Profesor Jan Grabowski w Niemieckim Instytucie Historycznym w Warszawie wygłosił wykład, a dzięki Grzegorzowi Braunowi zdołano nie wpuścić historyków, którzy merytorycznie obaliliby tezy oparte na podrasowanych źródłach.
O CAŁEJ PROWOKACJI CZYTAJ TUTAJ:
Niemiecki Instytut Historyczny zorganizował prowokację. Grzegorz Braun pomógł
O czym mówił Grabowski? Stwierdził, że kilka lat temu, jako badacza Holokaustu, zaprosili go w Waszyngtonie na spotkanie doradcy Republikanów i Demokratów. Mieli być oni zatroskani o Polskę, a Grabowski miał im wyjaśniać:
Podczas trwającej nieco ponad godzinę wymiany próbowałem wyjaśnić amerykańskim politykom, że, po pierwsze, dla autorytarnych i populistycznych nacjonalistów polityka zagraniczna nie jest specjalnie ważna. Wierchuszka obozu władzy, ludzie podejmujący decyzje, to osoby niewyrafinowane, karmione i karmiące się własnymi obsesjami, nie znające zagranicy, nie ufające jej, nie znające języków, skupione na interesie własnym, własnego ugrupowania oraz wiernego, dość wąsko pojętego elektoratu. Szerzej pojęty interes publiczny, dalekosiężny interes państwa, jego rola i miejsce w Europie i w świecie, to pojęcia dla przywódców obozu rządzącego zgoła egzotyczne.

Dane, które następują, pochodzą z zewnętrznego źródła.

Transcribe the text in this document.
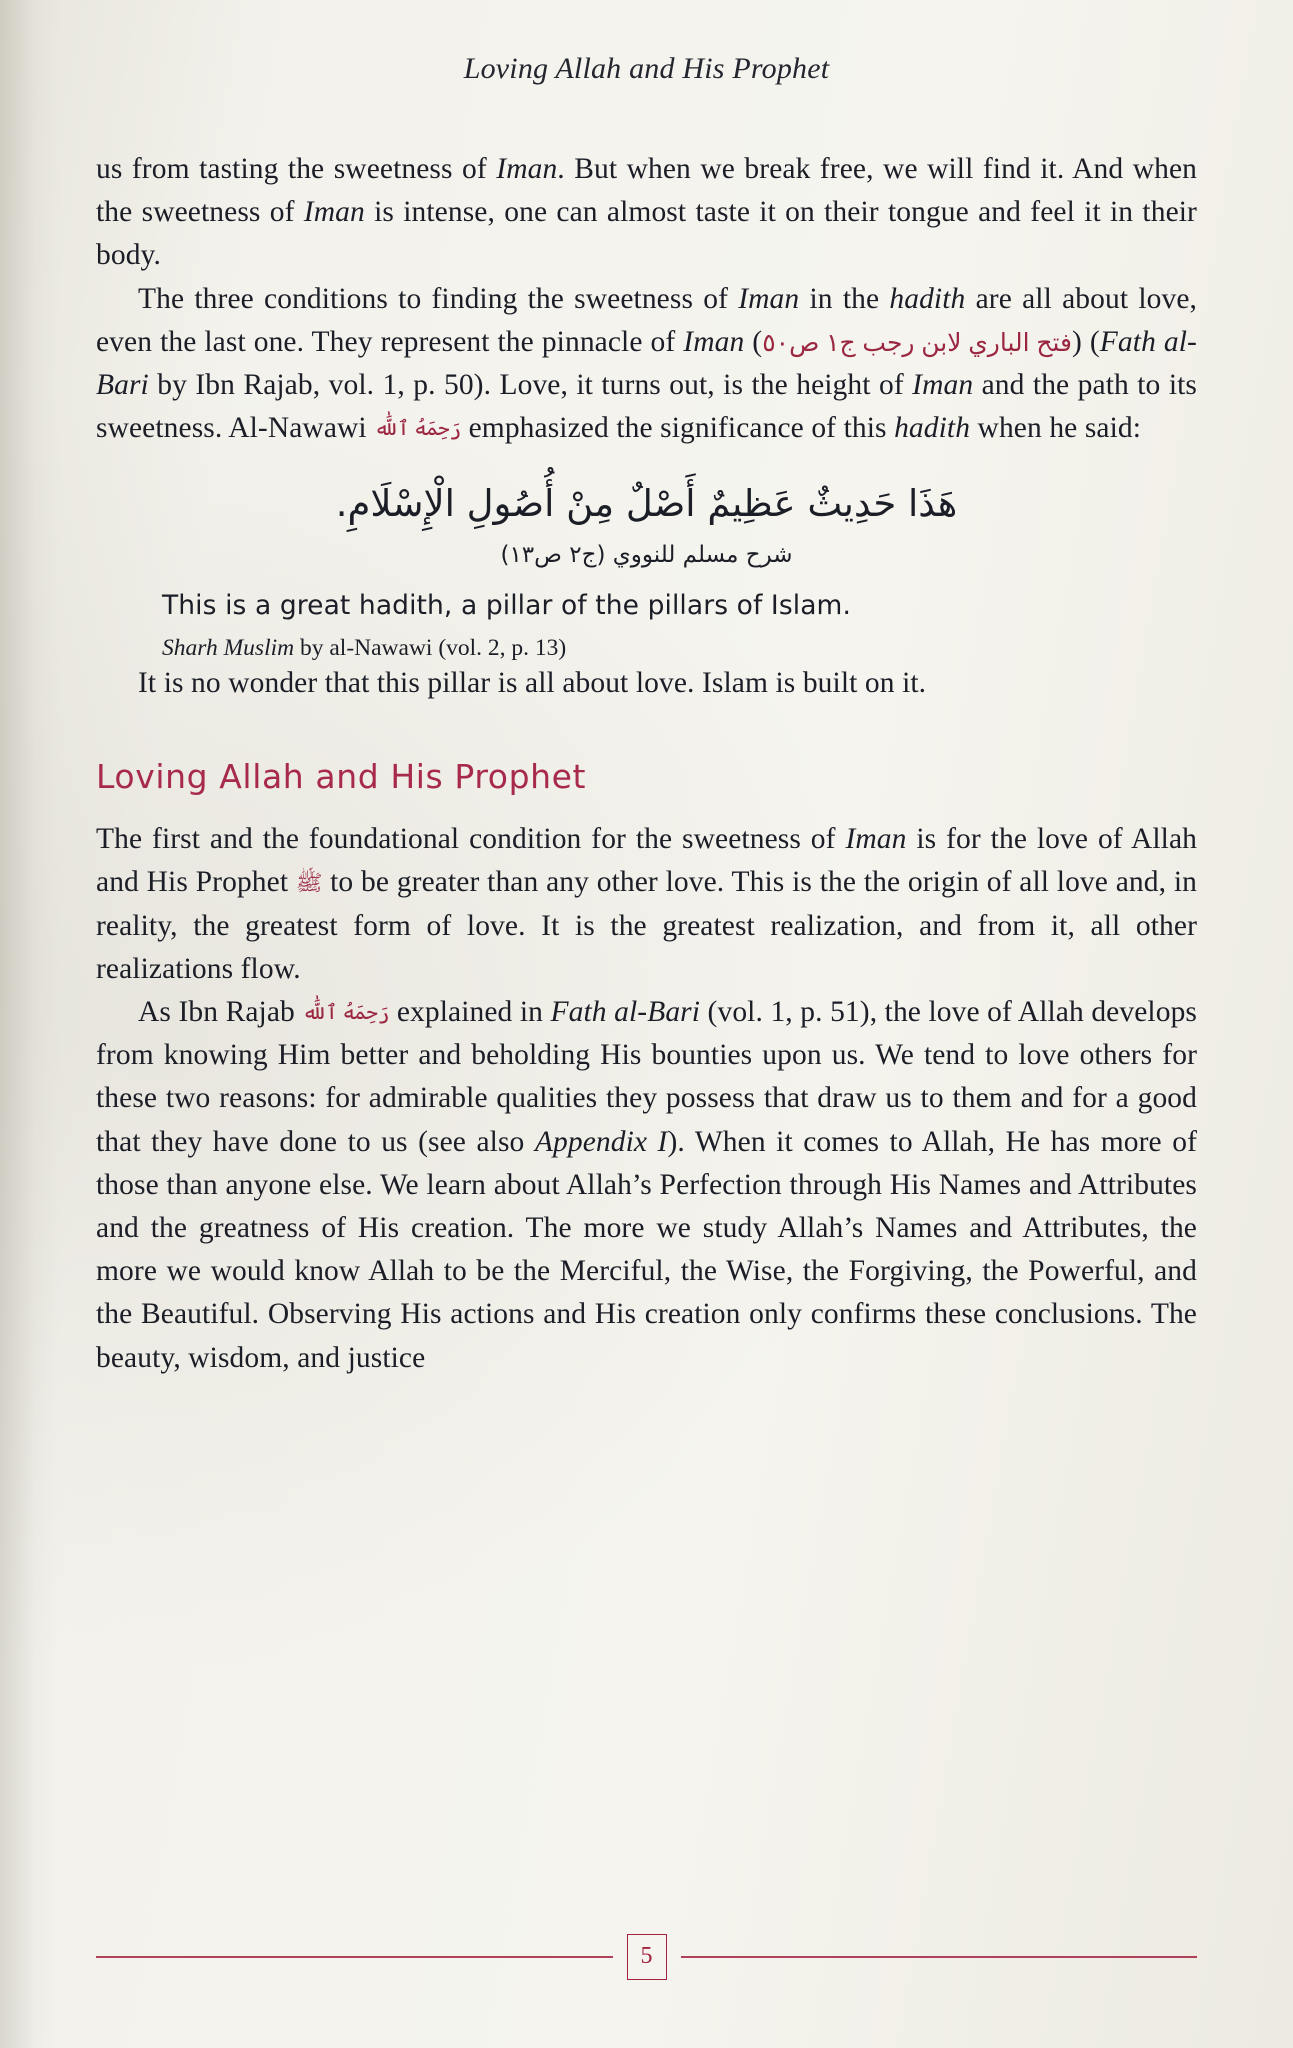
Loving Allah and His Prophet

us from tasting the sweetness of Iman. But when we break free, we will find it. And when the sweetness of Iman is intense, one can almost taste it on their tongue and feel it in their body.

The three conditions to finding the sweetness of Iman in the hadith are all about love, even the last one. They represent the pinnacle of Iman (فتح الباري لابن رجب ج١ ص٥٠) (Fath al-Bari by Ibn Rajab, vol. 1, p. 50). Love, it turns out, is the height of Iman and the path to its sweetness. Al-Nawawi رَحِمَهُ ٱللَّٰه emphasized the significance of this hadith when he said:

هَذَا حَدِيثٌ عَظِيمٌ أَصْلٌ مِنْ أُصُولِ الْإِسْلَامِ.
شرح مسلم للنووي (ج٢ ص١٣)
This is a great hadith, a pillar of the pillars of Islam.
Sharh Muslim by al-Nawawi (vol. 2, p. 13)

It is no wonder that this pillar is all about love. Islam is built on it.

Loving Allah and His Prophet

The first and the foundational condition for the sweetness of Iman is for the love of Allah and His Prophet ﷺ to be greater than any other love. This is the the origin of all love and, in reality, the greatest form of love. It is the greatest realization, and from it, all other realizations flow.

As Ibn Rajab رَحِمَهُ ٱللَّٰه explained in Fath al-Bari (vol. 1, p. 51), the love of Allah develops from knowing Him better and beholding His bounties upon us. We tend to love others for these two reasons: for admirable qualities they possess that draw us to them and for a good that they have done to us (see also Appendix I). When it comes to Allah, He has more of those than anyone else. We learn about Allah’s Perfection through His Names and Attributes and the greatness of His creation. The more we study Allah’s Names and Attributes, the more we would know Allah to be the Merciful, the Wise, the Forgiving, the Powerful, and the Beautiful. Observing His actions and His creation only confirms these conclusions. The beauty, wisdom, and justice

5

Ta historia, o ile w ogóle jest prawdziwa, miała miejsce w 2016 roku, jednak zwycięstwo Donalda Trumpa miało tu sprawić, że Biały Dom pozostał propolski (w wersji Grabowskiego) pronacjonalistyczny.
Cały wykład Grabowskiego opisuje jego emocje, jego opinie, jego wrażenia, za to faktów tam brak, badacz też nie podaje żadnego cytatu z ustaw, wypowiedzi władz czy polemik naukowych, z którymi się nie zgadza, ale oczekuje, że słuchacz uwierzy mu w ich istnienie i w mroczną formę, którą on nakreśla.
fałszowanie historii Holokaustu jest nadal opłacalną politycznie opcją, sposobem na ideologiczne wzmocnienie własnego elektoratu oraz na przyciągnięcie pod biało-czerwone sztandary wahających się wyborców innych partii. Kampania nienawiści – a sam mam z nią do czynienia od szeregu lat – dotyczy wydarzeń, które rozegrały się osiemdziesiąt lat temu i trwa w kraju, na terenie którego dokonano Holokaustu, w kraju, który w wyniku Szoah stracił ponad trzy miliony swoich obywateli.
Ale kto fałszuje? W jaki sposób? Ktoś (poza samym Grabowskim czy Engelking) podaje złe dane? Zmienia (poza samym Grabowskim i Engelking) zapisy w źródłach? Tego profesor nie zdradza - formułuje poważny zarzut ale nie przytacza ani dowodu, ani przykładu. Przecież to jest niedopuszczalne nawet w podwórkowych sporach, a co dopiero w sporach - rzekomo - naukowych. Można tak po prostu kłamać na czyjś temat?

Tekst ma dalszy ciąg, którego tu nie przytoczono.